Whilst a criticism of the knee extension is that it’s not very functional, in the early phases of rehab and, or, with patients that are inexperienced resistance trainers it’s a much safer alternative for strength building and can be fantastically effective. And I would certainly question what’s not functional about building knee extensor strength? Once the patient has developed adequate strength, or becomes more proficient in the gym, you can then start to think about loading in a more functional way.

Advantages of Compound Exercises

Compound squatting exercise

Clearly compound exercises that involve multiple joints can be performed in a more functional manner and this helps to develop inter-muscular co-ordination. These exercises can also be pretty technical and require a certain level of competency before we can start to load them up to develop strength. That doesn’t necessarily mean you have to omit them from early phase rehab. For me an additional advantage is that you can load-share between limbs. Let’s take a leg press for example in a patient with OA knee pain.

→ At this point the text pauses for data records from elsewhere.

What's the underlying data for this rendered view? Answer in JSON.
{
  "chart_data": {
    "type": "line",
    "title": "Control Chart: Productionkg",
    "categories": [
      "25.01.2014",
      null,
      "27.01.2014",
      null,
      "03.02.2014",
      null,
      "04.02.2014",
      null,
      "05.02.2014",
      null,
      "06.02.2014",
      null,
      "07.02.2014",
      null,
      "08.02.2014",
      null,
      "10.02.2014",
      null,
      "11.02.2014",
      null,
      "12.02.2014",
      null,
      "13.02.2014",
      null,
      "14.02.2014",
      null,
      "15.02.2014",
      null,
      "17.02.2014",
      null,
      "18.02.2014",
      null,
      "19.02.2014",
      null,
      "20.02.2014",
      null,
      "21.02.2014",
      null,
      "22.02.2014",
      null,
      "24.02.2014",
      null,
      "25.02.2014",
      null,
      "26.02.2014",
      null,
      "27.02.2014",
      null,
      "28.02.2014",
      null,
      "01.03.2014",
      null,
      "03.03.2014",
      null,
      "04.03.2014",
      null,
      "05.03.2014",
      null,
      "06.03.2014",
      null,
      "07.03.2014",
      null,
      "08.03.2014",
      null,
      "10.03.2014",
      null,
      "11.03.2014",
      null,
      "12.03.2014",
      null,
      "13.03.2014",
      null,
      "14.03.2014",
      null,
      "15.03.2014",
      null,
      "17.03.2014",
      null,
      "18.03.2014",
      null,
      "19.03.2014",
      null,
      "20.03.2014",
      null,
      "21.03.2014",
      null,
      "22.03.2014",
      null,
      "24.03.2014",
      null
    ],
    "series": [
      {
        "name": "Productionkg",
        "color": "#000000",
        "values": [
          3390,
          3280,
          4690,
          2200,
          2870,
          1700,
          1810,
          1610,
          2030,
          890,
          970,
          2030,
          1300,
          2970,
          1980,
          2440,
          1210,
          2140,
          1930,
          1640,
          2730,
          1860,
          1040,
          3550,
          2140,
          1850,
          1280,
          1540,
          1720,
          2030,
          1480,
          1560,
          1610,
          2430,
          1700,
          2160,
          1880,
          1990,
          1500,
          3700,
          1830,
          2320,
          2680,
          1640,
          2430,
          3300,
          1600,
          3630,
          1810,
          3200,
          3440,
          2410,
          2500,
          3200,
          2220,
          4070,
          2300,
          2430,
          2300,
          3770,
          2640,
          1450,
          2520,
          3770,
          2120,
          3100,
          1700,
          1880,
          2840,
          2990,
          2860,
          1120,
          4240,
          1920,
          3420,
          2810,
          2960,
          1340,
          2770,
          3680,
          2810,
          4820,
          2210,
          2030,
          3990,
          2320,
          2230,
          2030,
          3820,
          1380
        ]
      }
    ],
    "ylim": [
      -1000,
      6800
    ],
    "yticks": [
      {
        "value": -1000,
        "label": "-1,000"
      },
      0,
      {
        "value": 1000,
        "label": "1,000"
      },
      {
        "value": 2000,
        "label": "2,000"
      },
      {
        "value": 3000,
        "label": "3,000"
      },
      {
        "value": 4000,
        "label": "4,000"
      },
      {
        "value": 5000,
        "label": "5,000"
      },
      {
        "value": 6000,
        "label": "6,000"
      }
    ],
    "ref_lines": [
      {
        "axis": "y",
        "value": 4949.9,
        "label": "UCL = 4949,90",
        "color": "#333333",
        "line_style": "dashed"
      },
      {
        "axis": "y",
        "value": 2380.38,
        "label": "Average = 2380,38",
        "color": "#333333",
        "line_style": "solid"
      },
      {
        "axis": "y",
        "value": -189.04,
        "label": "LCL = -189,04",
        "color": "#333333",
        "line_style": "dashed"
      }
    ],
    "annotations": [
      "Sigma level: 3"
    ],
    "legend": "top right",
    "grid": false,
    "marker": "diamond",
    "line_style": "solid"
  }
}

First, the leg press is a nice progression from a knee extension to then build into a squat, but with OA knee pain, closed kinetic chain strength training might provoke pain in deep flexion. So instead of using this as a strength exercise straight away, we can use it as an exercise that familiarises the person/joint to accommodate load during closed-kinetic chain positions. The non-painful limb can modulate the load taken by the painful limb during the deeper and more painful ranges of motion.

Sub-maximal compound exercises can be performed concurrently with strength training to develop technique and load tolerance.

We might also want to consider using the upper body as support too. A landmine squat alternative can also be a good progression from the above

You can play around with the depth of squat according to patient symptoms.

Compound or Isolation?

So, compound vs isolation, which is best..? Both.

We need an individualised approach to achieve the best exercise prescription to achieve the specific goals of the rehab and the patient .. and as therapists you’re tasked with factoring in pain, clinical restrictions and potentially a naivety to exercise too! If you haven’t already read the post on periodisation in rehab, I’d encourage you to take a look. Initially it can seem daunting – having a huge amount of things to rehab, hundreds of options and a demanding patient. But if you take a breath, plan ahead and periodise your approach the mist can start to lift and the hundreds of exercise options now become your tools!.